Отец Карлос забирает ее у меня. Прочитав ее, он говорит:
— Не ходи, дорогой мой. Путешествовать по Лиссабону в одиночку все еще слишком опасно.
Необходимость предупредить Диего насчет контрабандистов и сообщить ему, кто они, камнем ложится мне на сердце. Вполне возможно, что то, что ему известно, поможет мне обличить царицу Эсфирь и Зоровавеля.
— Нет, я пойду, — говорю я. — Сейчас ночь, и я мало что еще могу сделать на данный момент. — Повернувшись к Фариду, я
кладу ладонь ему на плечо и приношу извинения за свое эгоистичное поведение, добавив: — Я не намерен идти туда один, если ты не откажешь мне в своем присутствии.Он закрывает глаза и склоняет голову в знак согласия.
Мы уходим раньше, чем уговоры моей семьи превратятся в причитания и проклятия, раньше, чем Синфа смогла бы одарить меня своим тоскливым взглядом.
Фарид задерживается возле своего дома, чтобы надеть сандалии отца.
Ночь пятницы опускается, погоняемая порывами ветра с востока, из проклятой Испании. По дороге к Синтре, за полуразвалившимися арками Вестготской церкви, мы сворачиваем на узкую тропинку, ведущую к заброшенным водяным мельницам. В лунном свете их очертания напоминают огромных пауков. В двадцати километрах впереди над горизонтом вздымается гора Синтра, напоминающая упавшее с небес облако, устремленное вершиной к навсегда утраченному дому. Фарид по-заячьи нюхает воздух, изучая местность. Над головой кружит белый ястреб, подобный подхваченному ветром призраку, создание, свободное от земных оков, живущее вне времени.
— Как ты думаешь, притягательность птиц состоит в том, что они — предвестники нашего освобождения от мира? — знаками спрашиваю я друга.
— Вероятно, они одновременно разделяют наш путь и избегают его, — показывает он. Он снова принюхивается. — Недавно тут прошел олень, — сообщает он. Медленными, осторожными жестами он добавляет: — И кто-то еще. — Сделав еще несколько шагов, он садится на корточки, водя ладонью над бровкой тропы и вглядываясь зоркими глазами глухого в грязь. — Мужчины, — говорит он, указывая на что-то, что я не в состоянии разглядеть. — Один в сапогах.

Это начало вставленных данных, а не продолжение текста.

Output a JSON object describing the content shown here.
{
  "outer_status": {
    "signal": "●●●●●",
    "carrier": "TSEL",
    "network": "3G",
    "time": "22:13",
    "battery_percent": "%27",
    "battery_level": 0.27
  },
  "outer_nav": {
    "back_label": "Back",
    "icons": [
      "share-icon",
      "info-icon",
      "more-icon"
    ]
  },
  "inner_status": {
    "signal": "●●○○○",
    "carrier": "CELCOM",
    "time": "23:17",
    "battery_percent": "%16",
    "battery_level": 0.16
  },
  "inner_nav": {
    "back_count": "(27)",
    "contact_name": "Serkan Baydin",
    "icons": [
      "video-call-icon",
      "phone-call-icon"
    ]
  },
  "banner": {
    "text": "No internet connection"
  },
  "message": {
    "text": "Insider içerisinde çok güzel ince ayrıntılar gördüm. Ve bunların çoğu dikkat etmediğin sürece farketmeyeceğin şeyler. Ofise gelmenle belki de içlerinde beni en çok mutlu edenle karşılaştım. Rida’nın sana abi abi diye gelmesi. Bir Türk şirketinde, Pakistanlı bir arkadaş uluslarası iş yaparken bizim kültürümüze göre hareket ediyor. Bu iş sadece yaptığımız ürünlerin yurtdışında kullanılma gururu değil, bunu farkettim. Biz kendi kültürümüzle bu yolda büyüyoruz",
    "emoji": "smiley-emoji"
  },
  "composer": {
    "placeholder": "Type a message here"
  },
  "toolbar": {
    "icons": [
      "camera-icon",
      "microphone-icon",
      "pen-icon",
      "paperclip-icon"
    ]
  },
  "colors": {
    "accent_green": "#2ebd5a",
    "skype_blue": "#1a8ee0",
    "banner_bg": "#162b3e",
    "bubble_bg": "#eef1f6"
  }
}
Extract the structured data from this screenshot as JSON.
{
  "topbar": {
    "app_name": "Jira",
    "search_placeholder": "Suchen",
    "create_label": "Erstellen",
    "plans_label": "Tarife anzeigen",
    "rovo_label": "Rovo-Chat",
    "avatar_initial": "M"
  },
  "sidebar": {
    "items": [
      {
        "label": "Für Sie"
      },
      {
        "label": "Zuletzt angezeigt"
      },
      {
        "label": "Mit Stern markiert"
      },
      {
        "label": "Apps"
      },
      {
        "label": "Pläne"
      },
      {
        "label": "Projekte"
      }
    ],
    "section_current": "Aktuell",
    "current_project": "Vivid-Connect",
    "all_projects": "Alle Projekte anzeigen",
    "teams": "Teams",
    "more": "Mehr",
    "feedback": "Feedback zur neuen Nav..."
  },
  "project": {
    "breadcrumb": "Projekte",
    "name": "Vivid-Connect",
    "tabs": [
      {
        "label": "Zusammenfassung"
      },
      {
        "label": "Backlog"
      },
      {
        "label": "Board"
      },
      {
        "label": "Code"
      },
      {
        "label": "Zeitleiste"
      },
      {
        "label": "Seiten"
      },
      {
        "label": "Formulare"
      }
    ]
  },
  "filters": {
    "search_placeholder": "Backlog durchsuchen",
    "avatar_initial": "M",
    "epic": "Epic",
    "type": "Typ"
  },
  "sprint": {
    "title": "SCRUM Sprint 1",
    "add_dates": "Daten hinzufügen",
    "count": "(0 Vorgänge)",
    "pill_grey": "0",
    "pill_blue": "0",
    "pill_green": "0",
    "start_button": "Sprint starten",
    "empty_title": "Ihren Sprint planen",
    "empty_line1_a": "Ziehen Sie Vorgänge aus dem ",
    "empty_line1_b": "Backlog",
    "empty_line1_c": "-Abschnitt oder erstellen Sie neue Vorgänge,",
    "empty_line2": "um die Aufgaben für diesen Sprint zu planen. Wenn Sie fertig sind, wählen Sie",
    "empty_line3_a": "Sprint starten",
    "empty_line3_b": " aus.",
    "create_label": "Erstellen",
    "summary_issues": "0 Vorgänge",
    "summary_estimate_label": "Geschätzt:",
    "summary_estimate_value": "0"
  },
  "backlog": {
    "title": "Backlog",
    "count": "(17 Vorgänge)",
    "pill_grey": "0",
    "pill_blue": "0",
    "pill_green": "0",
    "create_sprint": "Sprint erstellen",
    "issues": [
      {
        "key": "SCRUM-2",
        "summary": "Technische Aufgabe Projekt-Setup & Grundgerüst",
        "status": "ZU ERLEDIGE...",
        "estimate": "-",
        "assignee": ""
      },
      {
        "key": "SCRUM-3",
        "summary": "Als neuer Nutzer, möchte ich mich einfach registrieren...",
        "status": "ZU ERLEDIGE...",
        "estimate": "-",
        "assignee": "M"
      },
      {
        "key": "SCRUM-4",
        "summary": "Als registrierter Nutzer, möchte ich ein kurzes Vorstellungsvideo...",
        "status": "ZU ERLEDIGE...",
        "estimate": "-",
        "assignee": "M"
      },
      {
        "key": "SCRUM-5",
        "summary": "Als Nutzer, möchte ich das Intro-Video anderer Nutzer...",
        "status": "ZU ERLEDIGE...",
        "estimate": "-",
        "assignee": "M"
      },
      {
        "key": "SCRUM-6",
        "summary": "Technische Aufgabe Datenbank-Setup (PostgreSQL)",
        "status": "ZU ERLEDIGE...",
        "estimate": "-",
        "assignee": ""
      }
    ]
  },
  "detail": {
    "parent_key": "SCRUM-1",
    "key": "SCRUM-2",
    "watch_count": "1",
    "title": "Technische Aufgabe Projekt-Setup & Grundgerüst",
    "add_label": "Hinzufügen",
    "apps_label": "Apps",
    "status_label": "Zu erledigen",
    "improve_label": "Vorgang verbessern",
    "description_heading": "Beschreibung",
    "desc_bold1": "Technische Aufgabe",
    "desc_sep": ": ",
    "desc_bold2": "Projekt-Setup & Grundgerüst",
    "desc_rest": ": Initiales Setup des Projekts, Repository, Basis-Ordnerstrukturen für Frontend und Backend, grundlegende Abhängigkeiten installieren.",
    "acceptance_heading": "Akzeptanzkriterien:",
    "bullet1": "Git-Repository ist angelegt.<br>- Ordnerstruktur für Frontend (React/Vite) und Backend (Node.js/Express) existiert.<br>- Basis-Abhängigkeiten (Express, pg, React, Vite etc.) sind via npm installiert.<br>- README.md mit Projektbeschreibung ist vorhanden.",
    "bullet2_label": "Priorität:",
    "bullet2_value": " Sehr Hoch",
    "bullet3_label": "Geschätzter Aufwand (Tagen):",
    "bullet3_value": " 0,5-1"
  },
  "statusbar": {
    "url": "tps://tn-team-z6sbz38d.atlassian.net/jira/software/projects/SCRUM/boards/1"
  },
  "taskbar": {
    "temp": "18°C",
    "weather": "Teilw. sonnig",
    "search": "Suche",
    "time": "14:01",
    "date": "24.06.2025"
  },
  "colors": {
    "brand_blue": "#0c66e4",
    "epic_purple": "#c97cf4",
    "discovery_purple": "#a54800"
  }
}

Тяжелый, он сильно топает.
— Может быть, Диего, — говорю я.
— И еще двое — тоже мужчины. Один поменьше, он крадется. Второй нерешительный, все время оглядывается по сторонам.
— А это точно Диего, — улыбаюсь я. — Другие, наверное, его охранники.
Мы бежим вперед. Ровная тропка перед мельницами внезапно становится какой-то странно угловатой.
В лунном свете обнаруживается тело распростертого на земле мужчины. Длинноволосый, широкоплечий, он ползком движется вперед, словно гусеница, волоча правую ногу, судя по всему, раненую. Сквозь завывания ветра доносятся его хрипы.
— Северянин, разлучивший душу Симона с телом, — возбужденно жестикулирует Фарид.
Подойдя ближе, я различаю тяжелые черты его мрачного лица, которые невозможно не узнать.
— Да.
Мы стоим над ним подобно двум башням. Он огромный и нескладный, словно бык, зачем-то превращенный в человека. Он с трудом поднимается на четвереньки. Мы отступаем. В руках появляются кинжалы. На его бедре красуется влажно блестящее пятно.
— Ты убил моего друга, — говорю я. — Почему?
Он отвечает на иностранном языке, которого я не понимаю.
— Англичанин, француз, немец…? — спрашиваю я.
— Flamenco, — отвечает он на ломаном кастильском. — De Bruges.
Неужто он научился убивать как шохет у северных евреев, ашкенази? Я указываю на него и спрашиваю:
— Nuevo Cristiano?
Он усмехается.
— Viejo, — отвечает он. Ткнув пальцем в грудь, он шепчет: — Muy Viejo Cristiano, очень старый христианин.